I posted this under "surveying" to see if anyone has any experience surveying major flood control levees. A levee broke along the Missouri River yesterday in southwest Iowa. One of the biggest concerns I've heard from Corps of Engineer people is that the earth levees are continually at the mercy of badgers or other burrowing animals. I've heard the Corps doesn't even want rebar driven into the levees for control points.
The Missouri River flood is just beginning and predictions are that this will continue all summer or even into fall at levels several feet above what is now happening. The Corps is taking a lot of heat because the dams in the Dakotas were supposedly too full to handle the spring rains and upcoming snow melt. Flood control measures took a backseat to recreation and environmental issues in the minds of many people now affected. They have to release the water from all the dams because if one of those would give, it would be a chain reaction. Lewis and Clark's river is certainly being unruly.
Here is a link to flood pictures from the Kansas City Star.
http://www.kansascity.com/2011/06/13/2948373/missouri-river-flooding.html
The LSU Center for GeoInformatics (C4G) has surveyed ALL of the flood control levees in South Louisiana as well as ALL of the Hurricane Evacuation Route highways. We have accomplished that with our GPS Real Time Network of 60+ Continuously Operating Reference Stations networked into a cellphone correction system. The New Orleans District Corps of Engineers has employed our system since after Hurricane Katrina.
Crevasses commonly occur AFTER a sudden drop in water levels, more often than during a flood stage event.
I don't know what the recent crevasse was caused by, though.
I have surveyed various levees for the COE in SE LA for years. Crevasses, slides, sand boils etc.
Various levee failures are the result of poor soils here. From the look of your pictures, the levees look like they have a very loamy soil. The land is agricultural and the borrow pit may have been in close proximity.
The levees look similar to some "ring" levees that are built here along the Lower Mississippi.
One of the big fears of major California flooding is the fact of the network of agricultural levees that are in place. Subsequent land development are risky.
Survey baseline control is set along the C/L of the levee at determined distances and at determined stationing and all PIs etc. pipes/caps.
field survey (x-sec) & traverse control - buried 60d nails
Here in SE LA , the nutria rat causes a lot of damage to levees.
One of the local SWAT teams shoots them in the early morning hours for practice even.
IMO, a good levee is made of good soil, based on erosion fabrics along with flood side rip-rap in addition to native flora to absorb and and diffuse flooding.

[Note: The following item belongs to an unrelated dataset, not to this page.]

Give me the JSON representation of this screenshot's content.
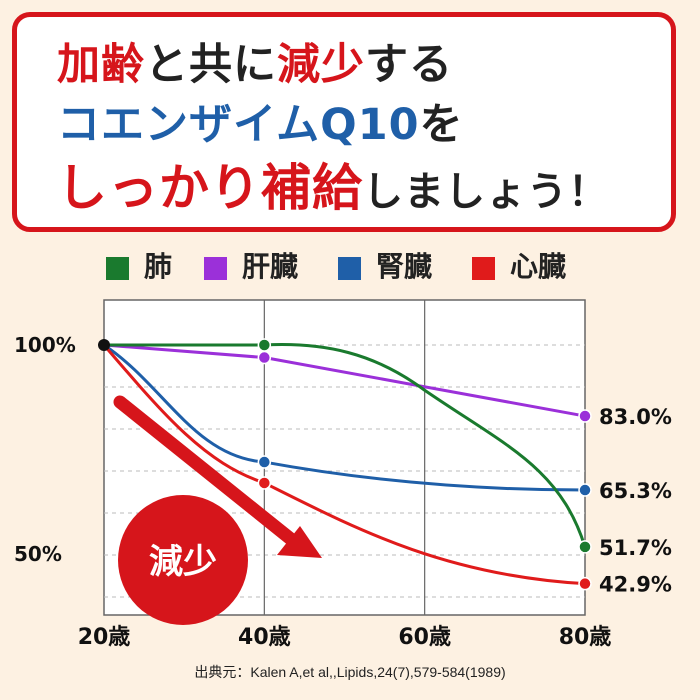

http://www.houmatoday.com/article/20100421/ARTICLES/100429838
http://www.houmatoday.com/article/20100831/ARTICLES/100839852
here are a few pic that I took about a month after Katrina on the MRGO levee below New Orleans.
We were tasked with providing a new baseline for emergency construction.
There Is No Such Thing As A Flood Control Levee
There are only river or flood confinement levees. The narrower you channel the flow the higher the flood elevation, thus allowing a smaller flood the oportunity to top the levee.
A proper flood control levee must allow the river an adequate floodway. That generally means you start your levees at least a mile from top of the 1 year floodway, generally equal to the top of bank. That makes that 1 mile strip only suitable for farming of certain crops, corn not being one of them. With this years rainfall that area could easily be under water for 3 months.
The current levees do not have to be completely removed, just lowered to the 10 or 25 year level. Then they should construct cross levees from the river side to the 1 mile levee at the same elevation or slightly lower as the riverside levees. These segments should be at least 10 miles long. There should be armored overtopping chutes at the upstream end and on the cross levees with a flood control discharge dam to the river at the lower end. Provisions should be made at the dams for portable pumps, but permanent pumps to be at municipal or state expense.
Existing small towns may be allowed to remain within that 1 mile zone but no flood insurance will be sold for new construction and only 1 reconstruction for existing structures allowed but not at a full reimbursement level.
Special studies must be down for cities. For instance Saint Louis could remain but a 2 mile overflow to the West must be created for a Missouri River cutoff plus the 1 mile on the Ilinois side must be widened from 1 to 2 miles for the Mississippi. That just might equal the stream width we saw leaving Saint Louis in 1993 a day or two after the rivers peaked there. An alternative might be an even wider cutoff from Peruque on the Mississippi to the Missouri West of Saint Charles and back to the Mississippi near Arnold. They best have a whole lot of shovels ready.
Paul in PA
There Is No Such Thing As A Flood Control Levee
Our levees parallel the river and its major contributors. The levees aren't the problem. People are the problem.
First, we have the popular notion that flood control dams must also be recreational hot spots in order to achieve the alleged benefit to cost ratio required for funding. They are viewed as revenue generators rather than strictly flood-based projects. The result is that the rivers never have what a historian would call 'normal' flow. The flow is 'managed' to provide the best lake levels for the 'revenue generating' side of things. Then when Mother Nature comes knocking loudly, it is too late.